Clara permaneceu imóvel.
— Ela está se sentindo segura. — Vittória continuou. — Acreditando que pode ocupar espaços que não são dela.
Virou-se lentamente.
O olhar que encontrou Clara não era de fúria descontrolada. Era pior. Era decisão.
— Faça contato. — ordenou. — Quero olhos sobre eles durante toda a viagem.
Clara sentiu um arrepio. — Senhora…?
Vittória se aproximou da mesa e apoiou as duas mãos sobre a superfície, inclinando-se levemente para frente.
— Quero que fiquem de olho neles. — disse, cada palavra calculada. — Assim que o contrato for fechado…
Fez uma pausa curta. Precisa.
— …não quero que Valentina retorne viva de lá.
A frase caiu sem esforço. Sem tremor. Sem pressa.
Clara sentiu o sangue gelar.
— Sim, senhora. — respondeu, automaticamente.
Vittória endireitou-se. Ajustou o blazer. O rosto já estava novamente impecável.
— Não agora. — acrescentou. — Nada antes da assinatura.
Sorriu de lado.
— Eu sei esperar.
Clara assentiu e saiu do escritório com passos contidos, o coração batendo rápido demais.
Sozinha, Vittória voltou a sentar-se.
Pegou a xícara de café que havia esfriado.

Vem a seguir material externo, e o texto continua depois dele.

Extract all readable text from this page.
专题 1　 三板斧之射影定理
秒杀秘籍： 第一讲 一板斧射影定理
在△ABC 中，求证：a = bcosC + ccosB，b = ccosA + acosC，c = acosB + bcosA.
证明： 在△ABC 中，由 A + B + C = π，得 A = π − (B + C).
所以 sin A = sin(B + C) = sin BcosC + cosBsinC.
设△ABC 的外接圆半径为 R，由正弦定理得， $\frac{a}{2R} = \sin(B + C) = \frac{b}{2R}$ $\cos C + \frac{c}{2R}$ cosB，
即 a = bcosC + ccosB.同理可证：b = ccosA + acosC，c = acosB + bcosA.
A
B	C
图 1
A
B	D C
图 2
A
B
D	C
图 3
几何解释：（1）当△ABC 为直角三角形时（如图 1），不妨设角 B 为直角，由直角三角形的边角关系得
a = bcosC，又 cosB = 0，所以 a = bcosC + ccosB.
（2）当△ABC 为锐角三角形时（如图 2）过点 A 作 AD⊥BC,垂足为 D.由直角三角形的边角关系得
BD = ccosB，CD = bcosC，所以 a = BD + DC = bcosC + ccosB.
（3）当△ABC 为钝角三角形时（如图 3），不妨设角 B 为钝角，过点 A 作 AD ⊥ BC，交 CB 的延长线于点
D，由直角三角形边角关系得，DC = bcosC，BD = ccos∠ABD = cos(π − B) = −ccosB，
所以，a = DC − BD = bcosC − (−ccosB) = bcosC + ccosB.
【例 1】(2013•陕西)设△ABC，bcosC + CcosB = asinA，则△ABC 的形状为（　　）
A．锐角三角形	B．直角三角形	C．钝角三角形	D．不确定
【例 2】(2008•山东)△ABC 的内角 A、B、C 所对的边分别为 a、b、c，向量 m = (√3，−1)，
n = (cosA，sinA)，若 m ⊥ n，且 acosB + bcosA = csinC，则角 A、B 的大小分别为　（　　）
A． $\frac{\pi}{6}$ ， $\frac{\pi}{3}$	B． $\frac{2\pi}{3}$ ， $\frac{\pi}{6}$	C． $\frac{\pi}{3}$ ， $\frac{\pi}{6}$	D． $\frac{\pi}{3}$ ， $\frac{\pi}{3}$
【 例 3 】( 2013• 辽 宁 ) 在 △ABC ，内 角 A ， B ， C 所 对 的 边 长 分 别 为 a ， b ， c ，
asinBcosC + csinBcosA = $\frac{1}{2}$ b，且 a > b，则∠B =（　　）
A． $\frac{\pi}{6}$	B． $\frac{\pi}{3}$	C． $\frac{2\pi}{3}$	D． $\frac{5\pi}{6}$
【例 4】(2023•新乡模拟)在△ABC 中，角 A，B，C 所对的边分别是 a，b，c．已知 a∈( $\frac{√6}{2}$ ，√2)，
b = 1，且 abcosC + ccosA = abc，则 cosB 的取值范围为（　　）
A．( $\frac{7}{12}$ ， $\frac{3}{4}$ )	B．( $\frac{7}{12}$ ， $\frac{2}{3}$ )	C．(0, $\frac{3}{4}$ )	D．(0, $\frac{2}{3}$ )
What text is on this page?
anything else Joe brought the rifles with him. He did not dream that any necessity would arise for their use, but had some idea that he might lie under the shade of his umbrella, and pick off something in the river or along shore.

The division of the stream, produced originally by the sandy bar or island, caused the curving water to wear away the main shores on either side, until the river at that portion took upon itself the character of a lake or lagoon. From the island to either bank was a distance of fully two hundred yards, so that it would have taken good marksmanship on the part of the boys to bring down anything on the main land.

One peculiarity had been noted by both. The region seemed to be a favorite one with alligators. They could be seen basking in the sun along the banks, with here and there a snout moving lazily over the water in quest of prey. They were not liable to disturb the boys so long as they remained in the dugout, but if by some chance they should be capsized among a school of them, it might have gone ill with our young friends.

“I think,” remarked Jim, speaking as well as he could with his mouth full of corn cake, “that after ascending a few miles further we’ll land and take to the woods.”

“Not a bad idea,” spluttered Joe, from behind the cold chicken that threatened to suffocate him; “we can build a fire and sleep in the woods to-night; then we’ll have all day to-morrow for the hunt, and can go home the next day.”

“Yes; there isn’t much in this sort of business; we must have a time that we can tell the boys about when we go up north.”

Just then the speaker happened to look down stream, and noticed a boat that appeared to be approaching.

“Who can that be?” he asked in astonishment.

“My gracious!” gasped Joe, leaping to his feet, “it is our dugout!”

Deu um gole. Fez uma careta leve.
— Augusto acha que me calou. — murmurou. — Rafael acha que me controla.
O sorriso que surgiu, dessa vez, não tinha pressa alguma.
— Eles sempre esquecem… — disse, olhando para o vazio — …que sou eu quem decide quem volta para casa.
Valentina ainda estava sentada na cama quando o telefone vibrou.
— Alô?
Em uma pausa para café, sentaram-se lado a lado, cercadas por sacolas e um clima estranho de normalidade.
— Você está diferente. — Bianca disse de repente.
Valentina inclinou a cabeça. — Diferente como?
— Mais… presente. — respondeu. — Não feliz. Mas viva.
Valentina pensou por um instante. — Acho que sobreviver muda a forma como a gente ocupa o espaço. — disse, baixa.
Bianca segurou a mão dela por cima da mesa. — Você não está sozinha, Val. Nunca esteve.
Valentina sorriu. — Eu sei.
Bianca observou Valentina por alguns segundos em silêncio, como quem avalia mais do que roupas.
— Você percebeu seus olhos? — disse de repente.
Valentina piscou. — Meus olhos?
— Estão diferentes. — Bianca inclinou a cabeça. — Mais vivos. Não vou deixar isso passar despercebido.
Fez um gesto para a atendente que aguardava a poucos passos. — Minha querida, traga champanhe. Do melhor. Hoje a conta é do senhor Rafael Montenegro.
Valentina riu, levando a mão à testa. — Bianca, isso é exagero.
— Não é. — ela respondeu, firme. — Exagero é desperdiçar momento raro.
Depois olhou de novo para Valentina, avaliando-a como uma joia bruta.
— E você precisa de preciosidades à altura disso tudo.
A atendente voltou com a garrafa. Bianca nem esperou servir direito. — Agora vamos às joias. — decretou. — Exclusivas. Nada que qualquer pessoa possa comprar.
— Joias? — Valentina arregalou os olhos.
— Sim. — Bianca sorriu, satisfeita. — Olha pra você. Sua imagem pede isso. Não por vaidade… mas por presença.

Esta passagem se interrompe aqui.